HCAR2 Orchestrates an Immunosuppressive Niche and Determines Checkpoint Inhibitor Responsiveness in Esophageal Squamous Cell Carcinoma.

[BACKGROUND] Esophageal squamous cell carcinoma (ESCC) is a highly aggressive malignancy with poor prognosis, where immune checkpoint inhibitors (ICIs), such as anti-PD-1/PD-L1 antibodies, show limited efficacy with heterogeneous patient responses. The tumor microenvironment (TME) and tumor subclonal heterogeneity significantly influence immune evasion and therapeutic resistance. This study aimed to identify distinct tumor subpopulations in ESCC, characterize their roles in immunosuppression, and determine their association with ICI responsiveness.

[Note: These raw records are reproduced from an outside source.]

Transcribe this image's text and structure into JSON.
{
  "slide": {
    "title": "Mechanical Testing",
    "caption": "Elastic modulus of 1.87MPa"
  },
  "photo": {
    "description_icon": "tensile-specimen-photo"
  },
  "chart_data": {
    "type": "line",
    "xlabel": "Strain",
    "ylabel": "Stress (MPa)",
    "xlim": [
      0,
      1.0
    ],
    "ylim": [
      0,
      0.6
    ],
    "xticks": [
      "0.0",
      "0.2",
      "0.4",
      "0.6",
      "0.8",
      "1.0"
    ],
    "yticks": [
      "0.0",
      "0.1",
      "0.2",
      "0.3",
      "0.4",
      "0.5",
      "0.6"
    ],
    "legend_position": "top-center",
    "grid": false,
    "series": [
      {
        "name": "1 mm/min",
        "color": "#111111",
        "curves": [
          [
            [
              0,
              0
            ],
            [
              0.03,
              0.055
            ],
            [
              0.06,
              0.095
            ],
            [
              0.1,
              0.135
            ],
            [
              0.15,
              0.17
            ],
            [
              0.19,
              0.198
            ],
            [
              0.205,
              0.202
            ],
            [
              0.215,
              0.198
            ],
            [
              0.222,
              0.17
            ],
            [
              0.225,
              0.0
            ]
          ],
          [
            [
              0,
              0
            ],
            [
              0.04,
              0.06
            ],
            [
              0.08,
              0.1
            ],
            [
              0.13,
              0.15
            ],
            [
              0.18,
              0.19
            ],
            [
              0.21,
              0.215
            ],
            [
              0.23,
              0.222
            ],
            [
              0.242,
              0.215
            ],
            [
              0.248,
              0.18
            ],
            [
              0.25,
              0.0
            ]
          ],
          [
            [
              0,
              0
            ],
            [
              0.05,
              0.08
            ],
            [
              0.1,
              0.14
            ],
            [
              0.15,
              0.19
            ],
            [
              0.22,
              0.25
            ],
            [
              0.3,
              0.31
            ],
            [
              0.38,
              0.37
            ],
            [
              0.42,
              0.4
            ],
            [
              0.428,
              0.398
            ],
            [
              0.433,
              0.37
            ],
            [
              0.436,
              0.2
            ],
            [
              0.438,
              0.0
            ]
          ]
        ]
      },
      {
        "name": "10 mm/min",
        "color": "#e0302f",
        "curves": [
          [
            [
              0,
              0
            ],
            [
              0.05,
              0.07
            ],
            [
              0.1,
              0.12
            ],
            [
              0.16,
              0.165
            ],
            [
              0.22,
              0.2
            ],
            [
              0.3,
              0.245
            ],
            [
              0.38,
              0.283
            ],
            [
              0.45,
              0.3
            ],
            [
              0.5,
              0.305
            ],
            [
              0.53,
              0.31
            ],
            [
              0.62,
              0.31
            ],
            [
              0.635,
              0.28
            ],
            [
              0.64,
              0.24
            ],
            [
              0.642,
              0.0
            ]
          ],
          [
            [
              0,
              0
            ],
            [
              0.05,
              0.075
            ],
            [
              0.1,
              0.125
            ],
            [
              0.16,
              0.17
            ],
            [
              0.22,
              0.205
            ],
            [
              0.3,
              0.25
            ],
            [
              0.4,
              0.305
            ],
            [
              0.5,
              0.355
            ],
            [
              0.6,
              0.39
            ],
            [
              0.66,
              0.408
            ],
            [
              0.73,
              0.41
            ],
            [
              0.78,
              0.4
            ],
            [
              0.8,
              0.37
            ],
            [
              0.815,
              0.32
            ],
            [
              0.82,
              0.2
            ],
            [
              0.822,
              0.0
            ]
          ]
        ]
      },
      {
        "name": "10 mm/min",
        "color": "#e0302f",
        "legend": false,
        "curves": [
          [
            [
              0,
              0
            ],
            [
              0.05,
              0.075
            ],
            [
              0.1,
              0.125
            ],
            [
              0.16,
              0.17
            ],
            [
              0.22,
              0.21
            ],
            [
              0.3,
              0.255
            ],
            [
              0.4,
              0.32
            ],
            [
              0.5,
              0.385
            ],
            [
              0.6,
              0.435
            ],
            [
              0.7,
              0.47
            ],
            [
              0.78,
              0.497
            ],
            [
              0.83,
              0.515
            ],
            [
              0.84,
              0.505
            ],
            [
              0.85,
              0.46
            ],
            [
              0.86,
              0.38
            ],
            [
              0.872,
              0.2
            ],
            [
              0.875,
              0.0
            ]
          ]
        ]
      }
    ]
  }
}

[METHODS] We analyzed single-cell multi-omics data from tumor specimens and peripheral blood mononuclear cells (PBMCs) of 12 ESCC patients receiving neoadjuvant therapy. Using bioinformatics tools (Seurat, CellChat), we identified tumor subpopulations, inferred cell-cell communication, and validated functional mechanisms via in vitro assays (cell culture, flow cytometry, western blotting), patient-derived organoid (PDO) co-culture systems, and humanized mouse models. Clinical correlations were assessed using bulk transcriptome data, survival analysis, and multi-cohort validation (GEO datasets, IMvigor210 cohort).

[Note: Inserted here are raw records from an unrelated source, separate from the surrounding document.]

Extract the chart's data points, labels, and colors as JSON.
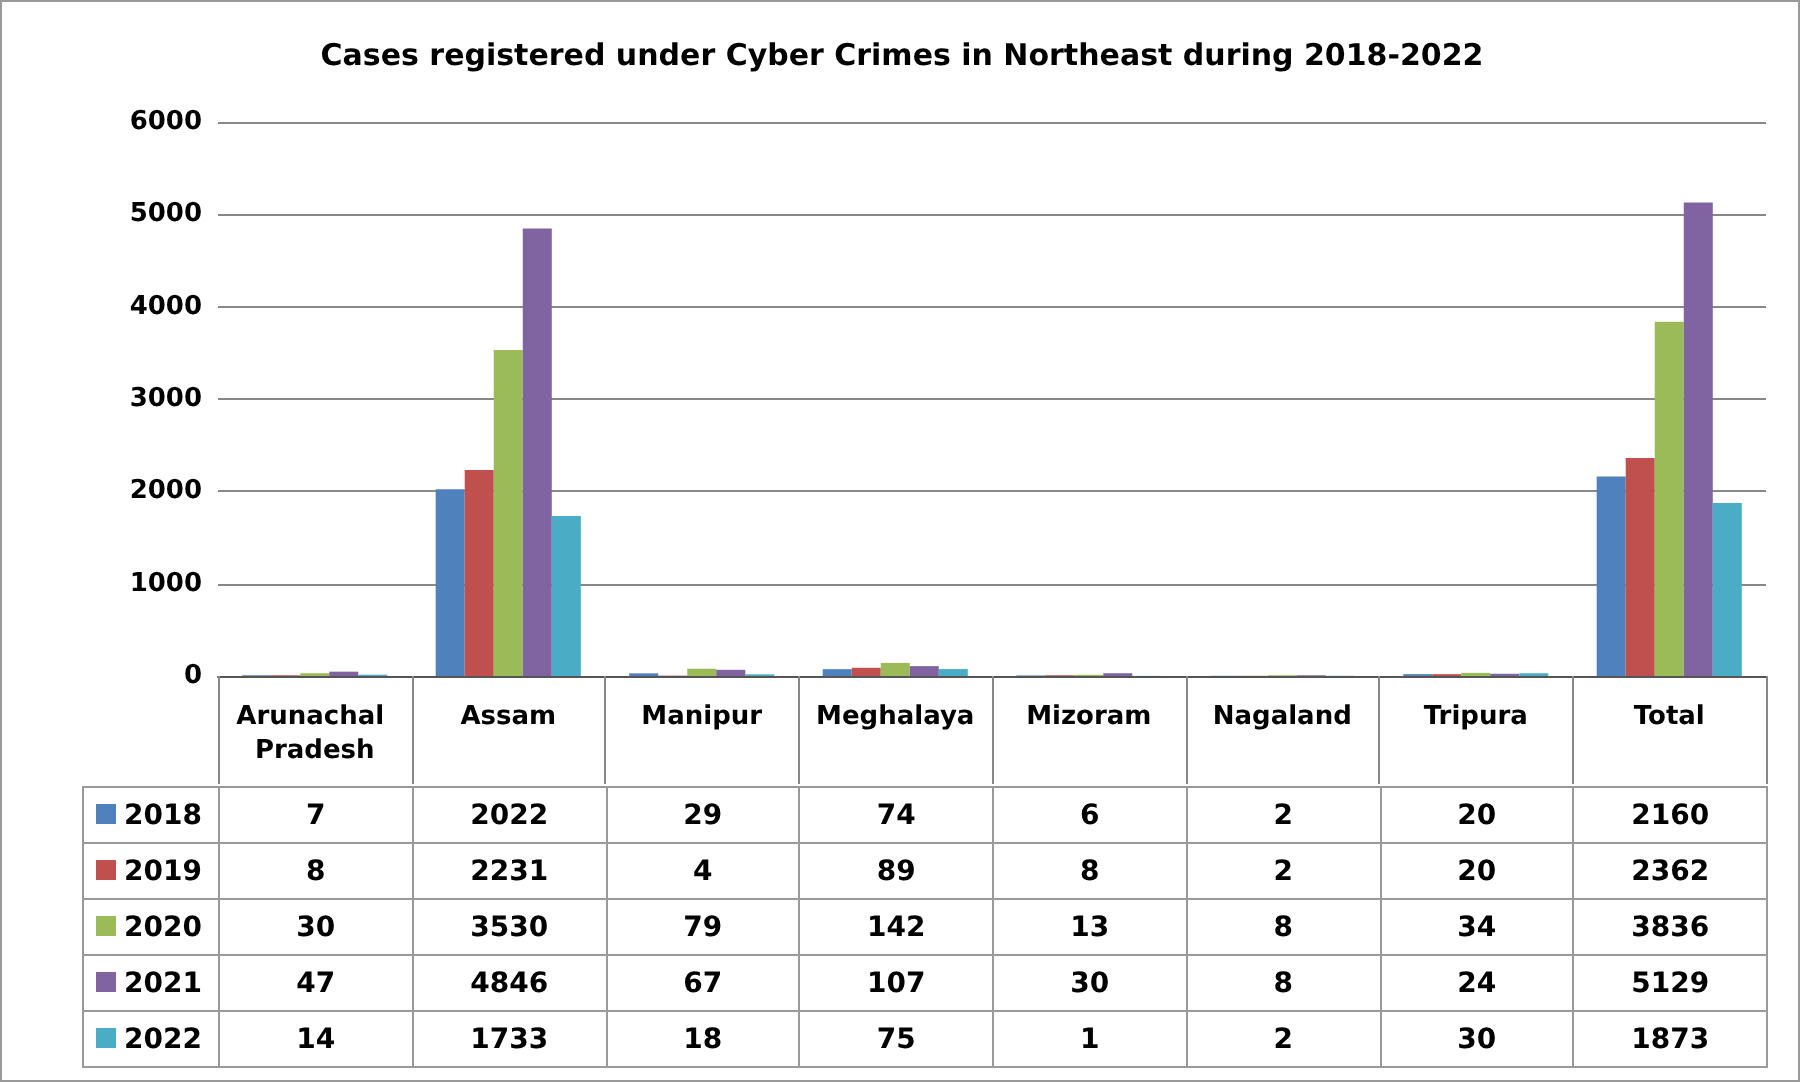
{
  "chart_data": {
    "type": "bar",
    "title": "Cases registered under Cyber Crimes in Northeast during 2018-2022",
    "categories": [
      "Arunachal Pradesh",
      "Assam",
      "Manipur",
      "Meghalaya",
      "Mizoram",
      "Nagaland",
      "Tripura",
      "Total"
    ],
    "series": [
      {
        "name": "2018",
        "color": "#4f81bd",
        "values": [
          7,
          2022,
          29,
          74,
          6,
          2,
          20,
          2160
        ]
      },
      {
        "name": "2019",
        "color": "#c0504d",
        "values": [
          8,
          2231,
          4,
          89,
          8,
          2,
          20,
          2362
        ]
      },
      {
        "name": "2020",
        "color": "#9bbb59",
        "values": [
          30,
          3530,
          79,
          142,
          13,
          8,
          34,
          3836
        ]
      },
      {
        "name": "2021",
        "color": "#8064a2",
        "values": [
          47,
          4846,
          67,
          107,
          30,
          8,
          24,
          5129
        ]
      },
      {
        "name": "2022",
        "color": "#4bacc6",
        "values": [
          14,
          1733,
          18,
          75,
          1,
          2,
          30,
          1873
        ]
      }
    ],
    "ylim": [
      0,
      6000
    ],
    "yticks": [
      0,
      1000,
      2000,
      3000,
      4000,
      5000,
      6000
    ],
    "grid": "y",
    "legend": "bottom left",
    "data_labels": true
  }
}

[RESULTS] A distinct HCAR2 epithelial subclone was identified, characterized by high PD-L1 expression, immunosuppressive cell interactions (e.g., PD-L1/PD-1 axis with exhausted NK-like T cells), and enrichment in pathways driving immune evasion (STAT3, IL-6, PI3K-AKT-mTOR). HCAR2 cells upregulated PD-L1 via STAT3 activation, impairing CD8 T cell cytotoxicity and antigen presentation. Clinically, HCAR2 infiltration correlated with poor prognosis, increased copy number variations (CNVs), high tumor mutational burden (TMB), and enhanced sensitivity to neoadjuvant anti-PD-1 therapy in vivo. Multi-cohort analysis confirmed HCAR2 expression as a predictive biomarker for favorable ICI response, associated with reduced immune exclusion and TIDE scores.

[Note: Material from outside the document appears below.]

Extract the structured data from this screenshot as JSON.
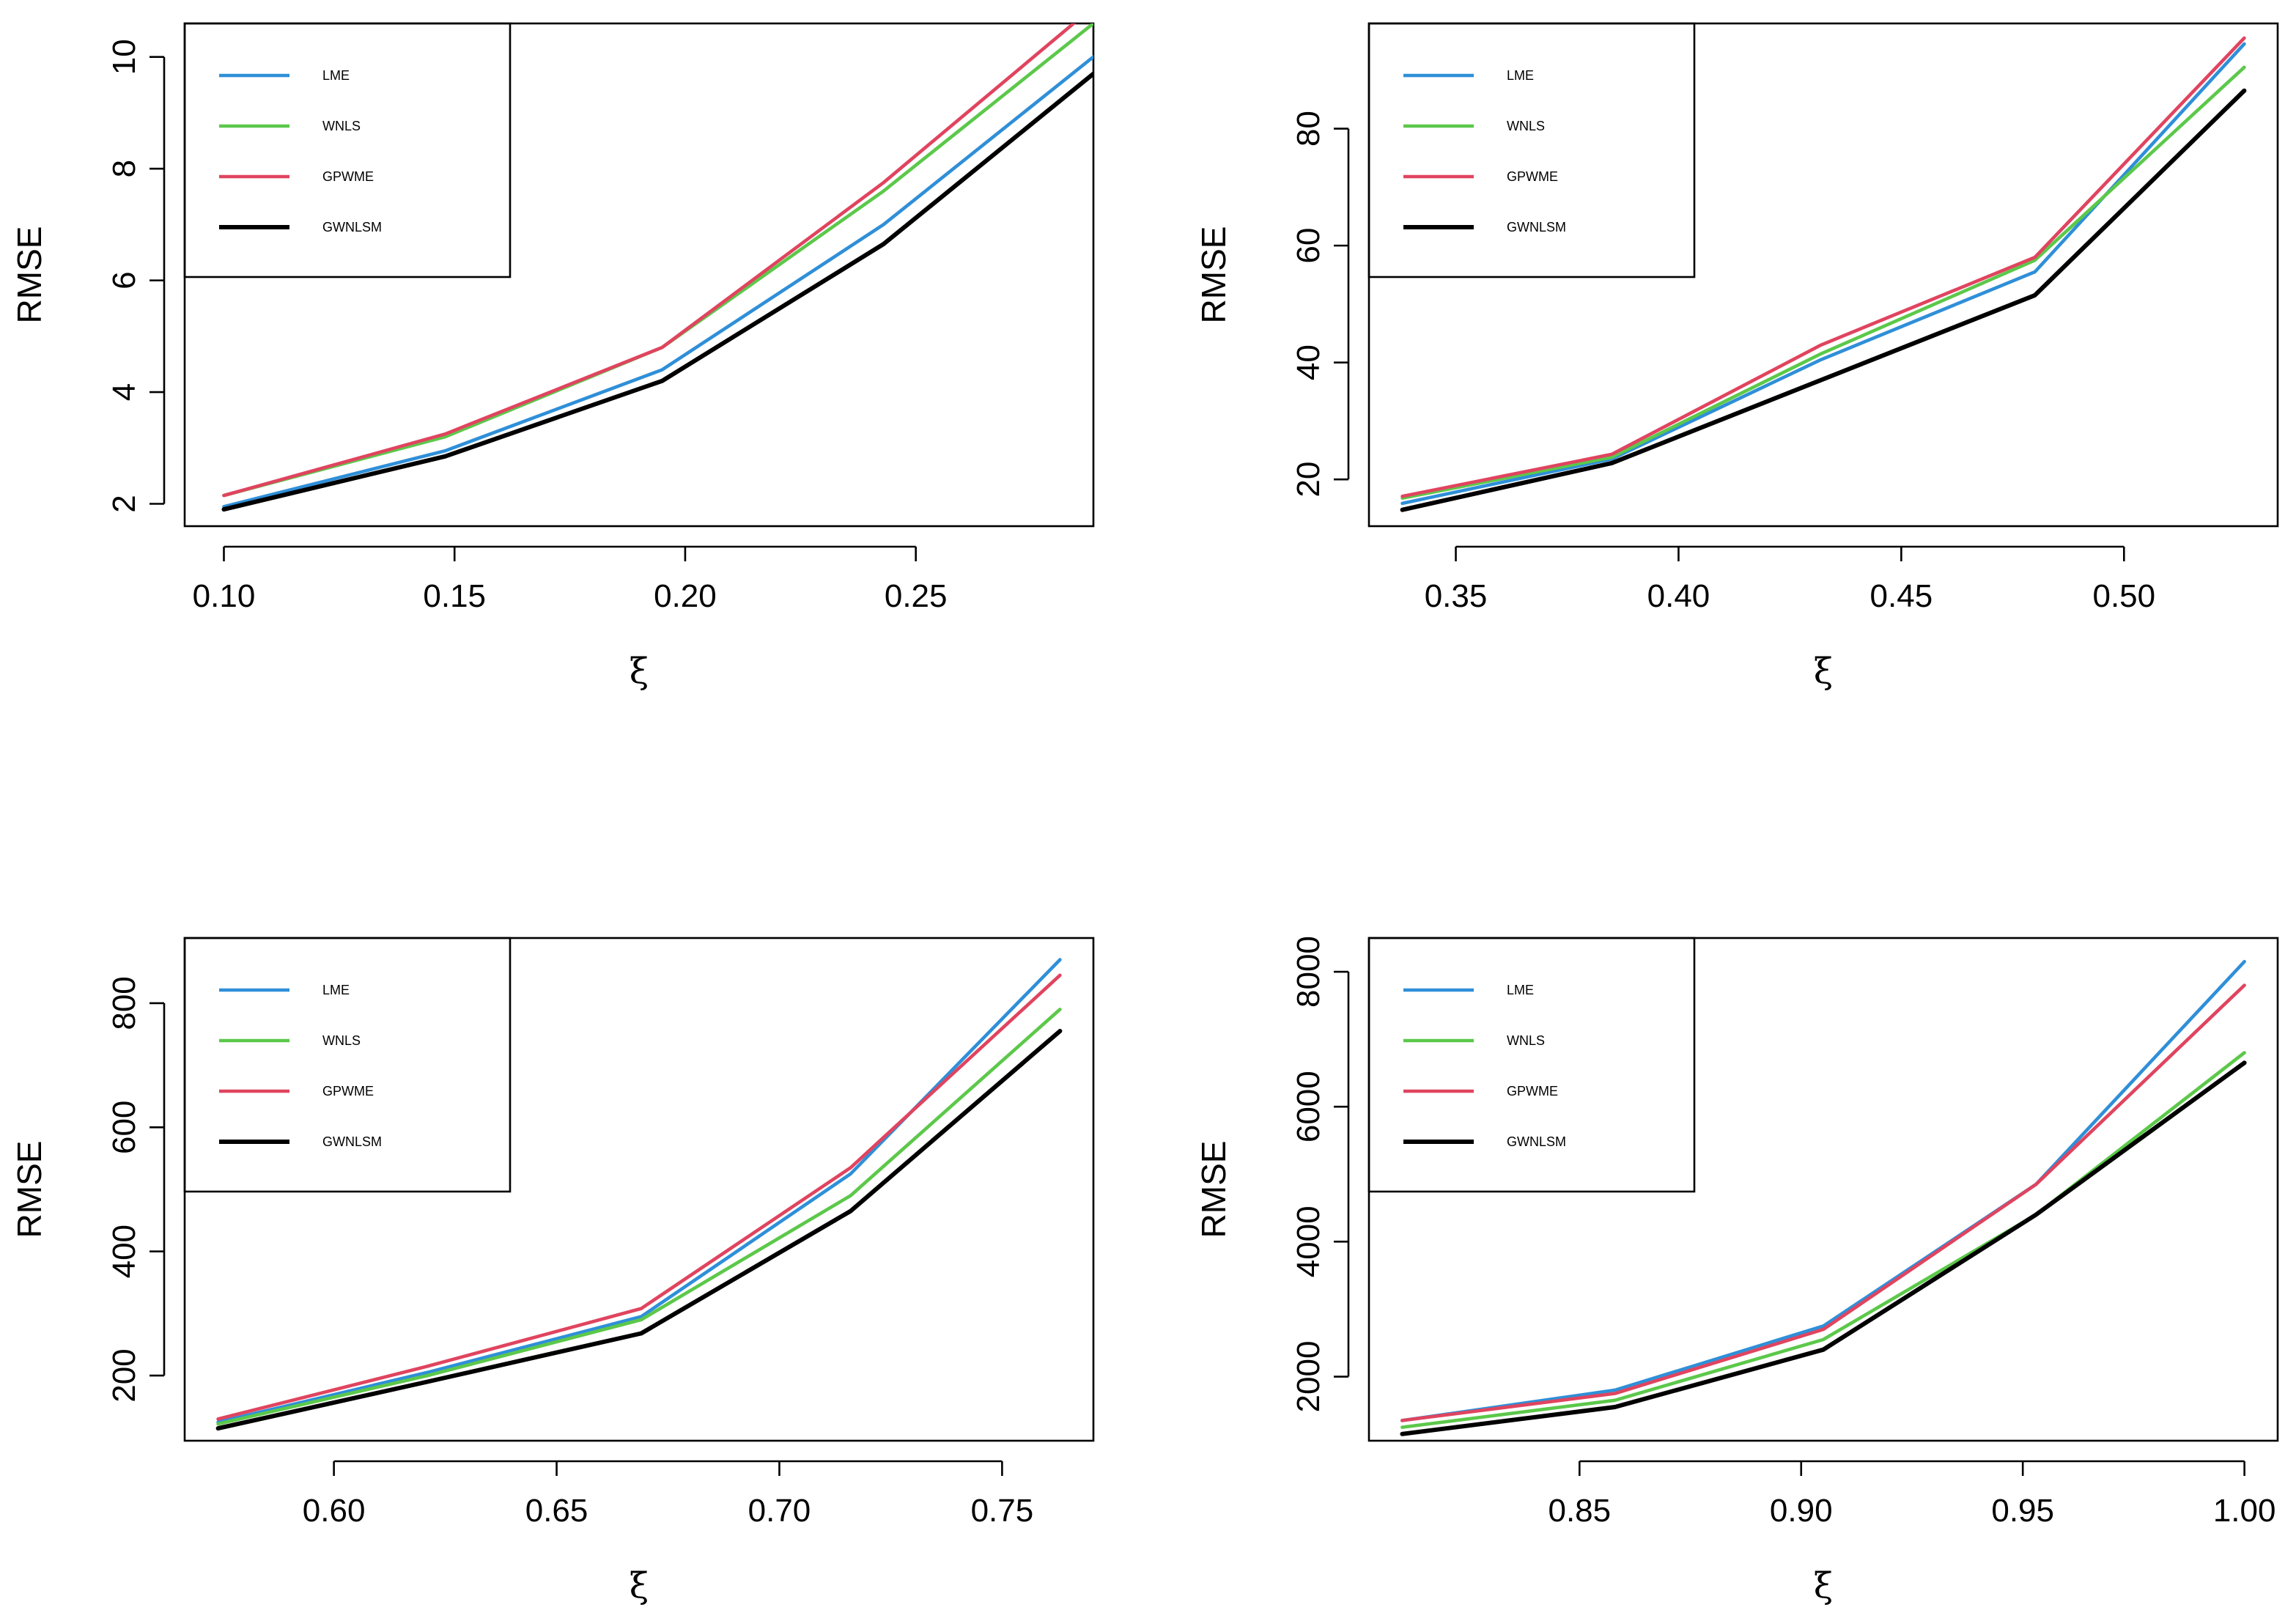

[CONCLUSIONS] HCAR2 tumor subclones orchestrate an immunosuppressive TME via PD-L1-mediated CD8 T cell exhaustion while paradoxically conferring sensitivity to PD-L1 blockade. HCAR2 expression serves as a dual biomarker for poor prognosis and ICI responsiveness, offering a novel molecular target for stratifying ESCC patients who may benefit from neoadjuvant immune checkpoint therapy. Targeting the HCAR2-STAT3-PD-L1 axis could enhance immunotherapy efficacy in this aggressive cancer.

[SUPPLEMENTARY INFORMATION] The online version contains supplementary material available at 10.1186/s12575-025-00305-1.